Israeli Prime Minister Benjamin Netanyahu outlined his vision for peace with the Palestinians this afternoon in a rare address to a joint session of Congress, days after President Obama floated a peace proposal in which the borders of Israel and Palestine would be based on a modified version of the boundaries that existed before the 1967 Arab-Israeli war. Netanyahu claimed he was willing to make "painful compromises" and "give up parts of the ancestral Jewish homeland" to broker a two-state solution but once again said he considers the pre-1967 lines "indefensible" for Israel.
For the people who measure these things this way, the affection for Netanyahu in the chamber was clear: the Israeli prime minister received 29 standing ovations from Congress during his address; at President Obama's last State of the Union he got 25. (In fact, Al Jazeera initially tweeted the speech with the hashtag #AIPAC"--the pro-Israel lobby Netanyahu addressed last night--before changing it to #US Congress. The mistake, we imagine, was inadvertent, but analysts could still have a field day with that one). Al Jazeera's Dima Khatib, for example, writes that Netanyahu would never receive 20 standing ovations in the Israeli parliament, adding that "US congressmen are so excited about Netanyahu's speech that they clap at almost every paragraph, like Arab parliaments do to Arab leaders!"
But aside from the politics of clapping, what exactly is in Netanyahu's proposal? The Israeli prime minister called on Palestinian President Mahmoud Abbas to accept a Jewish state and "tear up" the reconciliation deal Abbas's Fatah faction recently signed with the Palestinian Islamist group Hamas, since, as Netanyahu put it, Hamas is bent on Israel destruction. Netanyahu demanded that any Palestinian state be demilitarized, that Israel retain areas in the Jerusalem and Tel Aviv suburbs and maintain a military presence along the Jordan river, that Jerusalem remain the undivided "capital of Israel," and that Palestinian refugees not be permitted to return to Israel. Analysis of Netanyahu's address is going in several different directions.
The Atlantic's Jeffrey Goldberg doesn't think Netanyahu said anything new in the speech. Instead, he says, Netanyahu was simply reminding Obama of Congress's "unconditional" support for Israel. NBC's Andrea Mitchell agrees, noting, "Netanyahu now surrounded by GOP and Dem leaders gets total support from the Hill. This is Israeli PM playing U.S. politics like a pro." Congress, David Frum writes, "doused the Obama speech with ice-water realism. There's only one force on earth that can make Israel [make concessions necessary for Palestinian statehood] if Israel doesn't want to. And that force just cheered and cheered the man who won’t want to."

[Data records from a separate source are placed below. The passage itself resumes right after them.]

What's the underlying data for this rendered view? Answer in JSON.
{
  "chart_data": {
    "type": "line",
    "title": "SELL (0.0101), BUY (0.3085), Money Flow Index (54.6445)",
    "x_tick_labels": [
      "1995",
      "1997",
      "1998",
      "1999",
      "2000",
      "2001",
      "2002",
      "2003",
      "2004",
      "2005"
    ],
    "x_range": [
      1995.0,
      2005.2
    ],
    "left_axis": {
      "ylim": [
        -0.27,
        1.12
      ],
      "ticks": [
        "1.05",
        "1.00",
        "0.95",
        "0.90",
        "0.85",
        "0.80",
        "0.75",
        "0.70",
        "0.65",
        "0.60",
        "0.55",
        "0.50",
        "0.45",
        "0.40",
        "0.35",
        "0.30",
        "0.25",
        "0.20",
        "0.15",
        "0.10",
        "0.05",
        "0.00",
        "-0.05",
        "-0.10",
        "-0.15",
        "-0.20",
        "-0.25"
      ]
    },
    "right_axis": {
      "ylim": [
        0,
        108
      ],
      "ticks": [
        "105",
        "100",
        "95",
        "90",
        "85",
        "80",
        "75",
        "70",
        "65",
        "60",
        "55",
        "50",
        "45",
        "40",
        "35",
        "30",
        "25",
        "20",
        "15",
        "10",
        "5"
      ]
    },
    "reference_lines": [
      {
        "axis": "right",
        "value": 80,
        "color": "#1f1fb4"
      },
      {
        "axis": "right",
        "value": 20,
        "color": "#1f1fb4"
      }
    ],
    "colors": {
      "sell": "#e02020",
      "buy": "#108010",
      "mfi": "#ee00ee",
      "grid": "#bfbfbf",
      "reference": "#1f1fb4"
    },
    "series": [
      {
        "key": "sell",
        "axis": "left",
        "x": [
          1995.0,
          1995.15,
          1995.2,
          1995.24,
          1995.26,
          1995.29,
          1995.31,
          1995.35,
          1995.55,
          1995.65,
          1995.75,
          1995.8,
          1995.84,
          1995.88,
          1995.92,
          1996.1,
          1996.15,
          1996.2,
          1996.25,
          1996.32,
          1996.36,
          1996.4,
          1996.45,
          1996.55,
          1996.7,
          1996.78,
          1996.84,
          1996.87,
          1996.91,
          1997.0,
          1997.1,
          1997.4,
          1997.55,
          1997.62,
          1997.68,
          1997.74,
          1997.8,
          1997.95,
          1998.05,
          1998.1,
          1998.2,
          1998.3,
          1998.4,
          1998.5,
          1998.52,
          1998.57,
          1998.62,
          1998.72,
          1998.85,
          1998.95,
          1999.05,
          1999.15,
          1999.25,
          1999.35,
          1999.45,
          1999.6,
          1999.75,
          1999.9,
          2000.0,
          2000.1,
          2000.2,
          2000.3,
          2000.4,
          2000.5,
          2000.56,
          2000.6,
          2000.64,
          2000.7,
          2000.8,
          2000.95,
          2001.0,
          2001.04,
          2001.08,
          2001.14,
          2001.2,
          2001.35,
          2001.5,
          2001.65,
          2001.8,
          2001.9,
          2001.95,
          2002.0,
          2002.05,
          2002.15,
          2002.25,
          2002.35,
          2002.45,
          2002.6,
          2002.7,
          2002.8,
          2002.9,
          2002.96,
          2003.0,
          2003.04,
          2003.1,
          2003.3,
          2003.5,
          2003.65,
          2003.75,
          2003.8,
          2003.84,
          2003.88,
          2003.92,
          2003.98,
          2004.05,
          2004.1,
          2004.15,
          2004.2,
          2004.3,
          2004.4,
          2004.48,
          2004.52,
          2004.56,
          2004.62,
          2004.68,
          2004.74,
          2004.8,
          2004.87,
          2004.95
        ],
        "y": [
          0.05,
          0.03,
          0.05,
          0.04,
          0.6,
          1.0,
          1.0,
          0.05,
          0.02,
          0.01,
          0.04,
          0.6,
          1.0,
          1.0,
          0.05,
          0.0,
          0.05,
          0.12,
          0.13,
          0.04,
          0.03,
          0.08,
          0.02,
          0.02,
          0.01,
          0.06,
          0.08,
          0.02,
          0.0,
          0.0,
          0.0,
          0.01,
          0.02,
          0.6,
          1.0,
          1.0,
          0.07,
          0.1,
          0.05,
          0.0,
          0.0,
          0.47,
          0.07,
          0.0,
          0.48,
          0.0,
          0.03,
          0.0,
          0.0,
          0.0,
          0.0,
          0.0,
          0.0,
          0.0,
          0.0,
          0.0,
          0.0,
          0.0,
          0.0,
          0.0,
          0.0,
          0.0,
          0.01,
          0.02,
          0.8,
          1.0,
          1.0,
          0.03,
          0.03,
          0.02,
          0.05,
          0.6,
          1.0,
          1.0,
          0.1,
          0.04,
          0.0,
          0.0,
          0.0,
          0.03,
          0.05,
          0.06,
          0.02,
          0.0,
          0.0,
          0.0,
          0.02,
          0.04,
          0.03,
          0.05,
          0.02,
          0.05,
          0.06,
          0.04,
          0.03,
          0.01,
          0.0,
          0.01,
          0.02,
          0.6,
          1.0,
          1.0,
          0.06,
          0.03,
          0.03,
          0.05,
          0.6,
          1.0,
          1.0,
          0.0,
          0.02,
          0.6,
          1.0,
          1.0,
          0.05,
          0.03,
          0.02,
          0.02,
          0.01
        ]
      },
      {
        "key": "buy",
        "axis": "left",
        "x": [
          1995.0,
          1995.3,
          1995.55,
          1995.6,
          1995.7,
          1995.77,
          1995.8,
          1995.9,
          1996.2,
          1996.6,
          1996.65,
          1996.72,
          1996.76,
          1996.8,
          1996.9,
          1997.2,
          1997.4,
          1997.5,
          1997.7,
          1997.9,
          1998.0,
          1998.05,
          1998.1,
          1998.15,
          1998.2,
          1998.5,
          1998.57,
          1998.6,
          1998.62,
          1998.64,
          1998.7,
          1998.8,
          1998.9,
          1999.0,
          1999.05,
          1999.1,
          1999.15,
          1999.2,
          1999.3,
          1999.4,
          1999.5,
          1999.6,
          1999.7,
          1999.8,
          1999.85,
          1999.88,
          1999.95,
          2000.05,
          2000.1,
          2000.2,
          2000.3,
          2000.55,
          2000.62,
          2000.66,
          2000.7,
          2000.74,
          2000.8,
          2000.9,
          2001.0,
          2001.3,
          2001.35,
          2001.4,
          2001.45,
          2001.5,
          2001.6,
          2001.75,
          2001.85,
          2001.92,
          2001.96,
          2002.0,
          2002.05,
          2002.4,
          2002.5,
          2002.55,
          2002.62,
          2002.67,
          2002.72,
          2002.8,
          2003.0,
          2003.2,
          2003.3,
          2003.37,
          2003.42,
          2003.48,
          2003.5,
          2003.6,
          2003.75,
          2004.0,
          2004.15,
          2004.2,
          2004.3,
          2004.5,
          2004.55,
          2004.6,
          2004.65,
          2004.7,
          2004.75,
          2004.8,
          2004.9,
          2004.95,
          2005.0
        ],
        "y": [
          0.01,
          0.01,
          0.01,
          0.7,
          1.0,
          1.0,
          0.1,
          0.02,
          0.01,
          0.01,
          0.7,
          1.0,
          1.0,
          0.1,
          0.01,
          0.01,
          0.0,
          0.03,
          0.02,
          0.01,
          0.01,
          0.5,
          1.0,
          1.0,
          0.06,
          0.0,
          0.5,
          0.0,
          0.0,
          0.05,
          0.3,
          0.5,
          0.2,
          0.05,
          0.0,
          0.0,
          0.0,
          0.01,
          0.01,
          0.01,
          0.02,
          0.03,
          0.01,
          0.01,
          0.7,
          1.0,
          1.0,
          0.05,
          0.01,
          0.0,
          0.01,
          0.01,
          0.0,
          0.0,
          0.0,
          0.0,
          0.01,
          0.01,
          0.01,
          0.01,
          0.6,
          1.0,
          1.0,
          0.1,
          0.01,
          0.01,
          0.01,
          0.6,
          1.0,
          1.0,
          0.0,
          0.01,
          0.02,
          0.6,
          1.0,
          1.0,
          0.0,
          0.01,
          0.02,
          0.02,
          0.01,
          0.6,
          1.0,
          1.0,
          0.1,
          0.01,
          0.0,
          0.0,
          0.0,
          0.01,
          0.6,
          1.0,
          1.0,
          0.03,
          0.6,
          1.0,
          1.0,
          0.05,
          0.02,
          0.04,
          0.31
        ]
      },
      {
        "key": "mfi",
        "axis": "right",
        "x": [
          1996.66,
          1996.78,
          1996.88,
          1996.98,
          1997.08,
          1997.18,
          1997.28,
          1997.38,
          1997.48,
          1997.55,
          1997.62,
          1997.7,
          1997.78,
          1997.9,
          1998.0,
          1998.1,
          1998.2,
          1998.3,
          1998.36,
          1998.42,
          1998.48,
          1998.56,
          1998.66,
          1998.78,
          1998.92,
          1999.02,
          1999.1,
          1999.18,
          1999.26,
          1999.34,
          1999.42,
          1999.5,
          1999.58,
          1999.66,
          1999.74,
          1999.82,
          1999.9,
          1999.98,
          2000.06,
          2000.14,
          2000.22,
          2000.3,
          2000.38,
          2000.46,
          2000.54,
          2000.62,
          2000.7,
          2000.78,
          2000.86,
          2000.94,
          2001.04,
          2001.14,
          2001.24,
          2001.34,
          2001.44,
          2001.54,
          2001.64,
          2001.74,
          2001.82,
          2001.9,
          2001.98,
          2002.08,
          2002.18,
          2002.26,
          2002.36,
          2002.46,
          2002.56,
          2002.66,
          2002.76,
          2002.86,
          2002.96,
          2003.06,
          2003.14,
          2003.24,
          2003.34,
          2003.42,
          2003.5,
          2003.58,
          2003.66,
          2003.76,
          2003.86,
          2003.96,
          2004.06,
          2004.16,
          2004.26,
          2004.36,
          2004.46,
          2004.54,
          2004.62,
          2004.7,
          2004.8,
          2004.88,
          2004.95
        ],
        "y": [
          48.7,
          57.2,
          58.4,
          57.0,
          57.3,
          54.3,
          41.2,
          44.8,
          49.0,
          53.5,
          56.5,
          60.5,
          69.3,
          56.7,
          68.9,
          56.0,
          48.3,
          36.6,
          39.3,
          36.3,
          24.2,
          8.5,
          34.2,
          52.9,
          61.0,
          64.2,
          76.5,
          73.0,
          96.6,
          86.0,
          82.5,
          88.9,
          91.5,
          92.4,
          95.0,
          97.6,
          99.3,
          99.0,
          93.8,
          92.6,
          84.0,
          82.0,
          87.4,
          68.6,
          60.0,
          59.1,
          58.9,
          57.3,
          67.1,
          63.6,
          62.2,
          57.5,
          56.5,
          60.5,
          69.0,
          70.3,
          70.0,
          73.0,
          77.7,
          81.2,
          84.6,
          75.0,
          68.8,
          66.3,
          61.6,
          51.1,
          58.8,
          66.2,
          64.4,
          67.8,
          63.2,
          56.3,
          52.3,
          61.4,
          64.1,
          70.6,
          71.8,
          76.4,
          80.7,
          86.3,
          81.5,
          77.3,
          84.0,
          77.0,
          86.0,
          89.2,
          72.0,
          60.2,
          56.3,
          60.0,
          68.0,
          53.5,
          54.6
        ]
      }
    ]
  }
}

In the West Bank, Nabil Shaath, a senior Palestinian official, told the AP that Netanyahu's speech amounted to a "declaration of war" and told an Israeli TV channel that the prime minister's peace proposal "is a peace of occupation, a peace of surrender, a peace of war." Abbas is reportedly convening a meeting in Ramallah tomorrow to develop an official response to the recent speeches by Obama and Netanyahu.
If Netanyahu didn't make any news today, The New York Times adds, that's not particularly surprising. "Netanyahu would hardly lay out new proposals to an American audience without telling his own people about them first."